Los Conductos review – a cryptic Colombian parable

This challenging Colombian parable feels like it could have been made in the 1970s, what with its cryptic storytelling, spiritual musings and vivid imagery, all shot on grainy 16mm. Rejecting conventional narrative structures, its story takes some decoding, and may well defy comprehension, but its striking visual language, with vibrant colours, sparse compositions and free-associative editing, casts quite a spell.

Our protagonist is a bearded, long-haired young vagrant named Pinky (Luis Felipe Lozano), whom we first find shooting a man, stealing a motorbike, then getting high in an abandoned warehouse. It transpires he has recently left a cult and has killed its leader. We never see the cult in question, but in voiceover we learn of the hold its leader had on Pinky and other outcasts: “We had been miraculously saved from a world that had always seen us as worthless.”

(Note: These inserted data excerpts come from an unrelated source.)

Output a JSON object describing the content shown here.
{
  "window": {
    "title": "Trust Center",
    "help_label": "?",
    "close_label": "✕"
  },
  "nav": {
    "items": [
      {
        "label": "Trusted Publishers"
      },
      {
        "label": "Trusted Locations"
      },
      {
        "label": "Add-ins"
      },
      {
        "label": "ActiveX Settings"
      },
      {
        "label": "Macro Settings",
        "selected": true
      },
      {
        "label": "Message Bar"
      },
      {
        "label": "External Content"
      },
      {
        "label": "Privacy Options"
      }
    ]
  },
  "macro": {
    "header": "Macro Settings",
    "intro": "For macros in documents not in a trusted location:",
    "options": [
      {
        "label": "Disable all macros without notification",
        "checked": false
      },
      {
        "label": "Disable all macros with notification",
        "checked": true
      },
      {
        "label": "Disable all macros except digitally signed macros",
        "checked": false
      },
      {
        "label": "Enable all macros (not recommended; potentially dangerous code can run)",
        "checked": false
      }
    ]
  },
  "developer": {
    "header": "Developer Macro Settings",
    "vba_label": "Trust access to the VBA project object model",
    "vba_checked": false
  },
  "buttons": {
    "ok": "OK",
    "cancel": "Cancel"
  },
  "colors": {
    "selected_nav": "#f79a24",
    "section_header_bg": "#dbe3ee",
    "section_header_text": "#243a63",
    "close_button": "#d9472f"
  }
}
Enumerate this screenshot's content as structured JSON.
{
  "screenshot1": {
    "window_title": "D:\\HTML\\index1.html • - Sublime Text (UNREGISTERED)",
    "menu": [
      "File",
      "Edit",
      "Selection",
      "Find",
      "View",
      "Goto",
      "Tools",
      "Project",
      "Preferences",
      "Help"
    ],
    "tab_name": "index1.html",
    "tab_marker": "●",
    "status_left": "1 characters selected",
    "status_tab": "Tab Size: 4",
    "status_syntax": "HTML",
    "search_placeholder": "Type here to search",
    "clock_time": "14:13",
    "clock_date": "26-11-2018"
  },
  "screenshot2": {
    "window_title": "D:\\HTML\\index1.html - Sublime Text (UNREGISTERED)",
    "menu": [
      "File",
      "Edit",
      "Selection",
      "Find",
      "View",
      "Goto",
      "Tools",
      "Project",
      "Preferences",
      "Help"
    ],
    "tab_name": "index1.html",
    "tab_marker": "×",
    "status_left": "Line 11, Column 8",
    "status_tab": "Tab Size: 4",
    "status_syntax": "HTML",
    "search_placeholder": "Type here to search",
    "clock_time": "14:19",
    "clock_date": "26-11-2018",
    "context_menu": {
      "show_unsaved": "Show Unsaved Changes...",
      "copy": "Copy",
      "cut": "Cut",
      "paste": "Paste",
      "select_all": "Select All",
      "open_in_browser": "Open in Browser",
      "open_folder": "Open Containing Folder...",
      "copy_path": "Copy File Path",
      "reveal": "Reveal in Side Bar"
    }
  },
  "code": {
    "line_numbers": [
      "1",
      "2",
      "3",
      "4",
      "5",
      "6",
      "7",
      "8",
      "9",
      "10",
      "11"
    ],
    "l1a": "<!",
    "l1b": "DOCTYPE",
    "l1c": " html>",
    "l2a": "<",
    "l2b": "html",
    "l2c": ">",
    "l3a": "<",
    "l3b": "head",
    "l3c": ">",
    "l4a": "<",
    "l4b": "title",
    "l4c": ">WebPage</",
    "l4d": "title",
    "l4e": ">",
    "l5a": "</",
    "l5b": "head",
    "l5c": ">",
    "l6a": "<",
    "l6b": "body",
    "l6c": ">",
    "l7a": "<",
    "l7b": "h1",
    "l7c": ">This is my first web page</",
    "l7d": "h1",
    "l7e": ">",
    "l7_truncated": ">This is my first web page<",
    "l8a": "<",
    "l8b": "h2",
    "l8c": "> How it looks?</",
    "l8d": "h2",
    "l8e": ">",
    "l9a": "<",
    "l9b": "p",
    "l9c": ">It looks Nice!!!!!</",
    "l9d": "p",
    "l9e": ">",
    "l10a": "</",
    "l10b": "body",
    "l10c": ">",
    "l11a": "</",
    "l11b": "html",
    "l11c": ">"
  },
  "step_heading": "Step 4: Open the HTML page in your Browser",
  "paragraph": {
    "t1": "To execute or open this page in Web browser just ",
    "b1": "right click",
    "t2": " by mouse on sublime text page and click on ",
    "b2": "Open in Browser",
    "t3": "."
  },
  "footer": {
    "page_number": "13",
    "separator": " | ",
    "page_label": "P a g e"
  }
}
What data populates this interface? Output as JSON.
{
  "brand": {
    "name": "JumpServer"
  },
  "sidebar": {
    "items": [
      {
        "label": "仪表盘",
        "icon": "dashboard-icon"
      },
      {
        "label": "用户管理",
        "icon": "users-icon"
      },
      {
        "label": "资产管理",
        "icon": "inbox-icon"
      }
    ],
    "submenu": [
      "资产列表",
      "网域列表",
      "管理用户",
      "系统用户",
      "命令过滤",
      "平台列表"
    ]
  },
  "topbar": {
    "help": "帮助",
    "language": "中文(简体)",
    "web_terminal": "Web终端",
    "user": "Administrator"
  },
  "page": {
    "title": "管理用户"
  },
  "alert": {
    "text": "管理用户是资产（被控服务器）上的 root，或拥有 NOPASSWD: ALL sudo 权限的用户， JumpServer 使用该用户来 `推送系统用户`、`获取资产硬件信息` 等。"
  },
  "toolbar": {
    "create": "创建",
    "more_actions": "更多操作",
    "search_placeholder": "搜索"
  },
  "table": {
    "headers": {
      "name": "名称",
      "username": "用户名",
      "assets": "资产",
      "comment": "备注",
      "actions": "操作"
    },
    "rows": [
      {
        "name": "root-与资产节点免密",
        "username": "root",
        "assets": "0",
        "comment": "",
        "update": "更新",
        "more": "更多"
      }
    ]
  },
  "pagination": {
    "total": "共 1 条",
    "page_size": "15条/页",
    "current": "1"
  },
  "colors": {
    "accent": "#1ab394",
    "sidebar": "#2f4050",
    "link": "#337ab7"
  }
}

Fragments of Pinky’s experience are presented with little distinction between real and imagined. He spends time at a counterfeit T-shirt printing workshop. He recounts the tale of a beggar addict who believes they’re in a parallel world underground. He strips copper wire from buildings. He has a bewildering encounter with a man (who may be an incarnation of the cult leader) in a forest, where it is unclear who is going to kill whom.

There are echoes here of Chilean auteur Alejandro Jodorowsky in the disorienting stew of metaphor and mysticism, and the sheer logic-defying strangeness of it all. Lozano even bears a physical resemblance to Jodorowsky in his head-trip classic The Holy Mountain. But director Camilo Restrepo seems less concerned with psychedelic spiritual questing than commenting on Colombia’s real social and political decay. The film ends with a poem by Gonzalo Arango (which could be a key to deciphering the entire exercise) that asks: “When will Colombia stop killing its sons?” Oblique and impenetrable as it is, it’s a memorable experience.

• Los Conductos is available from 11 March on Mubi.